ECLI:NL:RBDHA:2023:7831

Rechtbank Den Haag

Datum uitspraak
14 maart 2023
Publicatiedatum
1 juni 2023
Zaaknummer
NL23.5074
Instantie
Rechtbank Den Haag
Type
Uitspraak
Rechtsgebied
Bestuursrecht; Vreemdelingenrecht
Procedures
  • Voorlopige voorziening
Rechters
Vindplaatsen
  • Rechtspraak.nl
AI samenvatting door LexboostAutomatisch gegenereerd

Afwijzing verzoek voorlopige voorziening in asielzaak met verwijzing naar verantwoordelijkheidsbeginsel

In deze zaak heeft de voorzieningenrechter van de Rechtbank Den Haag op 14 maart 2023 uitspraak gedaan in een verzoek om een voorlopige voorziening in het kader van een asielaanvraag. De verzoeker, vertegenwoordigd door zijn gemachtigde mr. F. Boone, had een aanvraag ingediend voor een verblijfsvergunning asiel voor bepaalde tijd. Echter, het bestreden besluit van de Staatssecretaris van Justitie en Veiligheid, vertegenwoordigd door mr. I. Vugs, was dat de aanvraag niet in behandeling werd genomen omdat Oostenrijk verantwoordelijk was voor de behandeling van de asielaanvraag.

De voorzieningenrechter heeft het verzoek om een voorlopige voorziening behandeld tijdens een zitting op dezelfde dag. Na de behandeling heeft de voorzieningenrechter onmiddellijk uitspraak gedaan. De rechter heeft geoordeeld dat er geen reden meer was om een voorlopige voorziening toe te kennen, aangezien er op dezelfde dag ook uitspraak was gedaan in de aanverwante zaak NL23.5073, waarin het beroep van de verzoeker werd behandeld.

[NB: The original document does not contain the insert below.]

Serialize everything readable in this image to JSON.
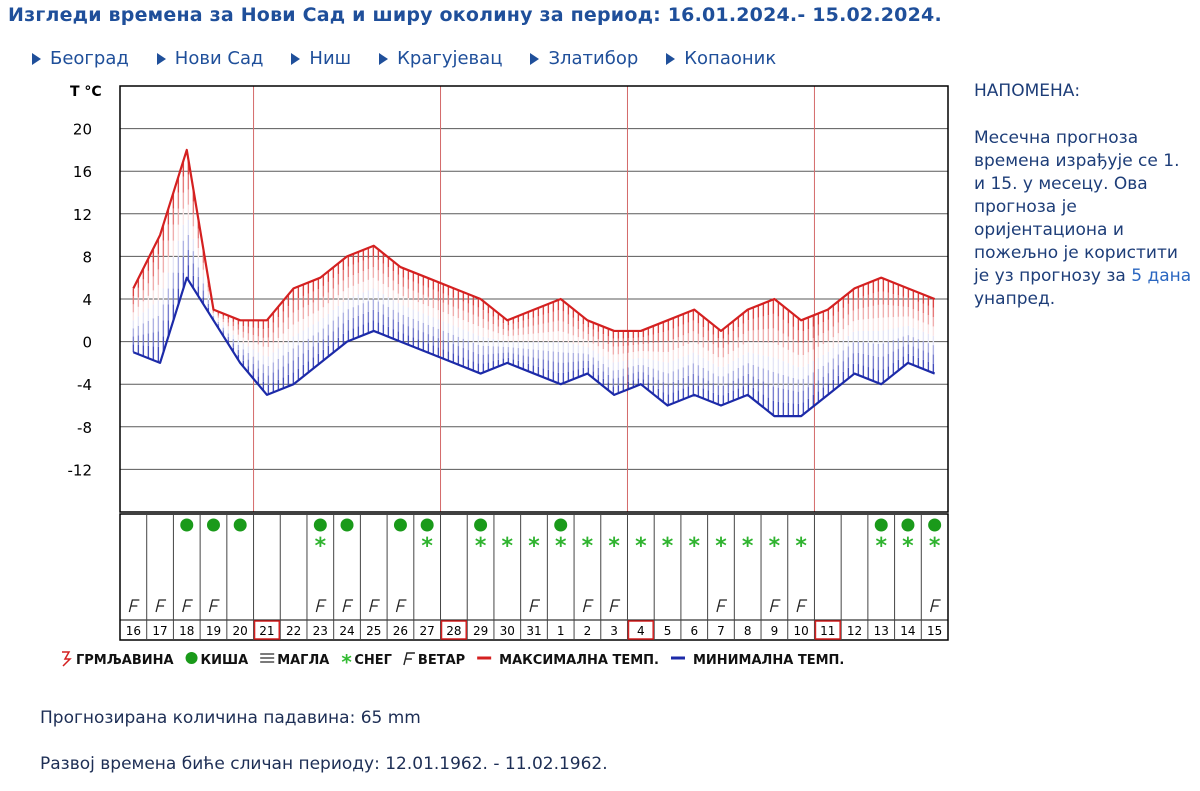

De voorzieningenrechter heeft het verzoek om voorlopige voorziening afgewezen en aangegeven dat er geen aanleiding was voor een proceskostenveroordeling. De uitspraak is openbaar gemaakt op 14 maart 2023 en is bekendgemaakt op 17 maart 2023. Tegen deze uitspraak staat geen hoger beroep of verzet open.

Uitspraak

RECHTBANK DEN HAAG

Zittingsplaats Utrecht Bestuursrecht zaaknummer: NL23.5074
proces-verbaal van de mondelinge uitspraak van de voorzieningenrechter in de zaak tussen

[verzoeker] , verzoeker V-nummer: [V-nummer] (gemachtigde: mr. F. Boone),

en
de Staatssecretaris van Justitie en Veiligheid, verweerder (gemachtigde: mr. I. Vugs).

Procesverloop

Bij besluit van 15 februari 2023 (het bestreden besluit) heeft verweerder de aanvraag van verzoeker tot het verlenen van een verblijfsvergunning asiel voor bepaalde tijd niet in behandeling genomen op de grond dat Oostenrijk verantwoordelijk is voor de behandeling daarvan.
Verzoeker heeft tegen het bestreden besluit beroep ingesteld. Hij heeft verder de voorzieningenrechter verzocht om een voorlopige voorziening te treffen.
De voorzieningenrechter heeft het verzoek, tezamen met de zaak NL23.5073, op
14 maart 2023 op zitting behandeld. Verzoeker heeft zich laten vertegenwoordigen door zijn gemachtigde. Verweerder heeft zich laten vertegenwoordigen door zijn gemachtigde.
Na afloop van de behandeling van de zaak ter zitting heeft de voorzieningenrechter onmiddellijk ter zitting uitspraak gedaan.

Beslissing

De voorzieningenrechter wijst het verzoek om voorlopige voorziening af.

Overwegingen

1. De rechtbank geeft hiervoor de volgende motivering.
2. Bij uitspraak van vandaag, zaaknummer NL23.5073, heeft de rechtbank uitspraak gedaan op het beroep. Een voorlopige voorziening is daarom niet meer nodig. De voorzieningenrechter wijst het verzoek om die reden af.
3. Voor een proceskostenveroordeling bestaat geen aanleiding.
Deze uitspraak is uitgesproken in het openbaar op 14 maart 2023 door mr. J.H. Lange, voorzieningenrechter, in aanwezigheid van mr. A. Wilpstra - Foppen, griffier.
Dit proces-verbaal is bekendgemaakt op:
17 maart 2023

Documentcode: [documentcode]

Tegen deze uitspraak staat geen hoger beroep of verzet open.